I think it should be possible to create a library (or maybe a platform or 'plugin' for another platform) similar to the Accelerate library that exists in Haskell. It is quite a nice abstraction, where code snippets build up a recipe that can be compiled-and-executed to CUDA, OpenCL and co.

view this post on Zulip Asier Elorz (he/him) (Jan 06 2023 at 21:50):

Hi,

I have very recently read a paper about a new reference counting algorithm that was developed in 2018 that attempts to tackle the problem of atomic reference counting operations being comparatively slow while still keeping the possibility of sharing objects between threads: biased reference counting. Although the paper is from 2018, I have not seen anybody mention it in this conversation, and some of the conversation around selection between atomic and non-atomic instructions at runtime that was had last March and April seems to me now as trying to reinvent this paper with no luck. I don't know if the topic is still of interest, since it has been almost a year since the conversation I am mentioning, but the paper may be worth reading.

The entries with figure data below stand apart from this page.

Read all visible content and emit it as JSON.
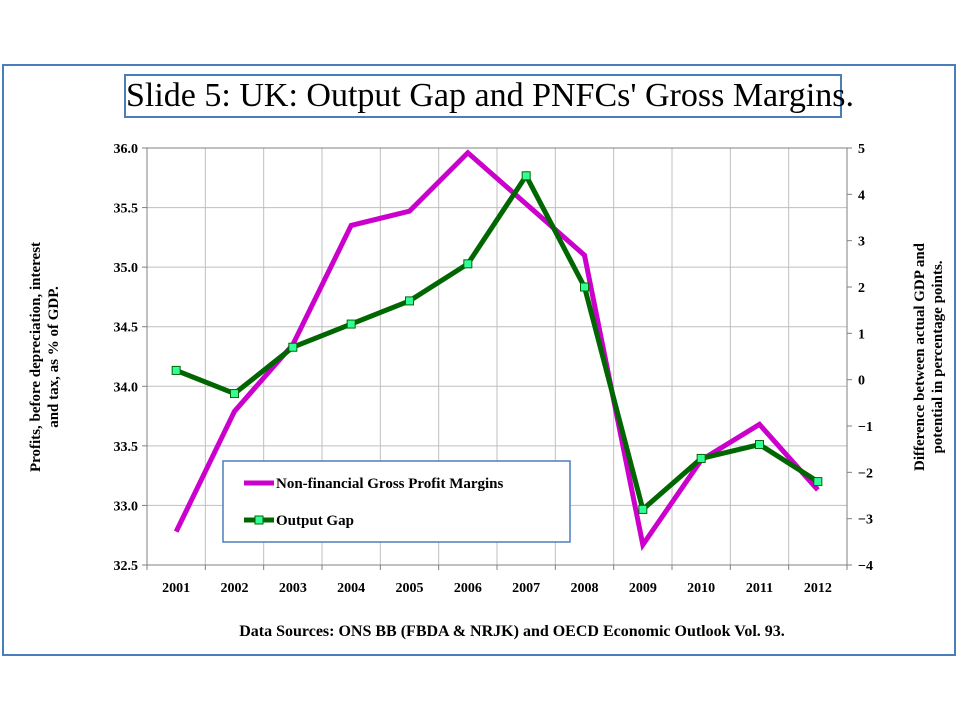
{
  "slide": {
    "title": "Slide 5: UK: Output Gap and PNFCs' Gross Margins.",
    "source": "Data Sources: ONS BB (FBDA & NRJK) and OECD Economic Outlook Vol. 93."
  },
  "colors": {
    "frame": "#4a7ebb",
    "margins": "#cc00cc",
    "gap": "#006600",
    "marker": "#33ff99"
  },
  "chart_data": {
    "type": "line",
    "categories": [
      "2001",
      "2002",
      "2003",
      "2004",
      "2005",
      "2006",
      "2007",
      "2008",
      "2009",
      "2010",
      "2011",
      "2012"
    ],
    "ylabel": "Profits, before depreciation, interest and tax, as % of GDP.",
    "y2label": "Difference between actual GDP and potential in percentage points.",
    "ylim": [
      32.5,
      36.0
    ],
    "y2lim": [
      -4,
      5
    ],
    "yticks": [
      "36.0",
      "35.5",
      "35.0",
      "34.5",
      "34.0",
      "33.5",
      "33.0",
      "32.5"
    ],
    "y2ticks": [
      "5",
      "4",
      "3",
      "2",
      "1",
      "0",
      "−1",
      "−2",
      "−3",
      "−4"
    ],
    "grid": true,
    "legend_position": "bottom-left",
    "series": [
      {
        "name": "Non-financial Gross Profit Margins",
        "axis": "left",
        "marker": "none",
        "values": [
          32.78,
          33.79,
          34.35,
          35.35,
          35.47,
          35.96,
          35.53,
          35.1,
          32.67,
          33.38,
          33.68,
          33.13
        ]
      },
      {
        "name": "Output Gap",
        "axis": "right",
        "marker": "square",
        "values": [
          0.2,
          -0.3,
          0.7,
          1.2,
          1.7,
          2.5,
          4.4,
          2.0,
          -2.8,
          -1.7,
          -1.4,
          -2.2
        ]
      }
    ]
  }
}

The paper: https://dl.acm.org/doi/pdf/10.1145/3243176.3243195

The authors implement the algorithm as the reference counting strategy of the Swift language's runtime, and the numbers they present are quite impressive, even if it is not the panacea since just using non-atomic operations is still faster. Their initial numbers, when measuring Swift benchmark programs with the default reference counting (always atomic), seem to confirm Brendan's numbers where some programs were taking almost half of their time in atomic reference counting operations, which also makes me think that maybe Roc's problem situation with respect to reference counting could be similar to Swift's and their solution could be applicable to Roc.

view this post on Zulip Brendan Hansknecht (Jan 07 2023 at 00:05):

Definitely still a topic of interest. The language is still young and this is a space that will probably want a lot of exploration as we get further along.

Anything now of course is super experimental, but ideas and testing is needed to enable these features in the future. For some platforms/applications, I'm sure this will be critical for performance.